А кто сказал, что я хочу вернуться к прежней жизни? Ведь фактически ее не осталось.
Молча киваю, и Михаэль, облегченно выдохнув, продолжает:
— И еще, мы нашли приблизительное место, где находится его дом в Миннесоте. Учитывая твои показания, он может находиться здесь, здесь или здесь, — Михаэль раскладывает передо мной карту и показывает ручкой на поделенную на квадраты территорию. — Полиция работает над этим. А вот здесь находится кафе, где вы были. Как жаль, что данные убийства не связали с ним, ведь его почерк просматривается в убийстве Эмили Уилсон и Дайта Винера — колотая рана между третьим и четвертым ребрами, приведшая к мгновенной смерти. Если бы мы знали, что Атланта лишь территория охоты, а не постоянное место жительства, то...
— То ничего бы не изменилось, потому что он обвел бы вас вокруг пальца, — я перебиваю его, почти со злостью, потому что это не они прекратили убийства и потому что оказались бесполезны в борьбе с тобой. Ты, как хитрый лис, водил их за нос и спокойно жил в дали от города, где они искали тебя, даже не подозревая, как далеко от них ты находишься. Михаэль не отвечает на мой сарказм, лишь поджимает губы и чикает ручкой, то впуская, то выпуская кончик стержня. И пока он пережидает мою вспышку злости, я отмечаю про себя, что его внешность типична для его работы, и если бы мы встретились где-нибудь в толпе, по чистой случайности, я бы наверняка смогла определить род его занятий. Он всегда выглядит усталым, хоть и старается замаскировать это под вполне ухоженным видом: уложенными волосами и легкой небритостью, за которой явно следит. Чистая рубашка и неизменный пиджак, плюс ненавязчивый парфюм и чистые, ровно подстриженные ногти. Вот только тени под глазами и усталость во взгляде выдают его с головой — он не спит ночами, чтобы собрать все пазлы воедино и распутать клубок твоих преступлений.

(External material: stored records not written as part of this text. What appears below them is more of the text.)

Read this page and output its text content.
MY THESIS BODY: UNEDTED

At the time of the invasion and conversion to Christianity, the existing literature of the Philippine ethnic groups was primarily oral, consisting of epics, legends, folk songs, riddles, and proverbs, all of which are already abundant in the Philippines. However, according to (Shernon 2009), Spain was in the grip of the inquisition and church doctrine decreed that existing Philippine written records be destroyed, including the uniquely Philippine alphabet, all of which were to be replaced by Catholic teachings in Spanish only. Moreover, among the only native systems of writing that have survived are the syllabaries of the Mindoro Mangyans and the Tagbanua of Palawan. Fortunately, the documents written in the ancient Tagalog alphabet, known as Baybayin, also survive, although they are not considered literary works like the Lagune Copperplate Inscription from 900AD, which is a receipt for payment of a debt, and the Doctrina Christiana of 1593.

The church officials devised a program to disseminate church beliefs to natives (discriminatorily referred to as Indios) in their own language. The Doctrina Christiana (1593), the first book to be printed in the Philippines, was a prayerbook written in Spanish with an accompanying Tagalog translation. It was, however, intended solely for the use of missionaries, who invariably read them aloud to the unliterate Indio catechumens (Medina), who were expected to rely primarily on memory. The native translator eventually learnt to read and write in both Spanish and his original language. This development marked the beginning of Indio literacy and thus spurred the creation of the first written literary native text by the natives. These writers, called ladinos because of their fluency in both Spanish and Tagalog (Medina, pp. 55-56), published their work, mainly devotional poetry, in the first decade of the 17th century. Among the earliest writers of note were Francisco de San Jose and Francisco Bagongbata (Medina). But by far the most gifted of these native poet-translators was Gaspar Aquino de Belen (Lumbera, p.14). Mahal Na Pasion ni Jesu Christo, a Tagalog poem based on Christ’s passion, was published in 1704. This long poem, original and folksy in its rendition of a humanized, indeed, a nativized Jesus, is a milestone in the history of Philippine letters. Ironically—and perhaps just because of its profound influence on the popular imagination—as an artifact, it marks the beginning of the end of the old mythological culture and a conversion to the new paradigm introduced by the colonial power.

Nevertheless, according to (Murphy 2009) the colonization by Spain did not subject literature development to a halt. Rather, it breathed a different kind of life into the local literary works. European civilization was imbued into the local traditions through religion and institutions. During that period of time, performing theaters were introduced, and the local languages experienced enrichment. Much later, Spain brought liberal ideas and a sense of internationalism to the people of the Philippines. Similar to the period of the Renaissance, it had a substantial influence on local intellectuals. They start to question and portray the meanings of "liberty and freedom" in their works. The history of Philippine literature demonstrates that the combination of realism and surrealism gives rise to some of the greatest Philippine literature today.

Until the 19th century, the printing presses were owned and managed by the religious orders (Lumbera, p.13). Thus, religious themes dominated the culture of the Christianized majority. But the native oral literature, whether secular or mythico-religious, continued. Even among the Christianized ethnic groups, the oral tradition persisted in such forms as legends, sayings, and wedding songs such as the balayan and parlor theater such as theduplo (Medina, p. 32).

Михаэль очень любит кофе и при нашей встрече успевает выпить несколько стаканчиков, которые, благодаря мне, встают в ровный ряд где-нибудь на краю стола.
Михаэль любит детали, поэтому при разговоре с ним я слежу за каждым своим словом, иначе он узнает намного больше, чем мне хотелось бы рассказать.
Некоторые наши тайны должны оставаться только нашими тайнами, поэтому, когда он наконец задает вопрос, я говорю не всю правду.
— Ок, Кейт, давай приступим к самому главному. Я хочу знать, что было после Миннесоты. Вы вернулись назад?
Твои теплые пальцы переплетаются с моими и ты тянешь меня за собой, увлекая в лабиринт коридоров и останавливаясь перед смутно знакомой металлической дверью. От нее веет холодом и, когда ты нажимаешь на ручку, я судорожно выдыхаю, вспоминая это место. Тебе приходится приложить усилие, чтобы заставить меня переступить порог, поэтому твой взгляд темнеет и мелькнувшая в нем злость призывает меня к покорности. Я послушно захожу внутрь, обреченно глядя на распластанную на анатомическом столе девушку, и, встав там, где ты меня оставил, жду, когда ты наденешь халат. Холод пробирается под одежду, покрывает кожу невидимыми путами и вызывает дрожь наряду с тошнотой — лежащая девушка кажется спящей и только лишь замершая грудная клетка доказывает тот факт, что она все-таки мертва.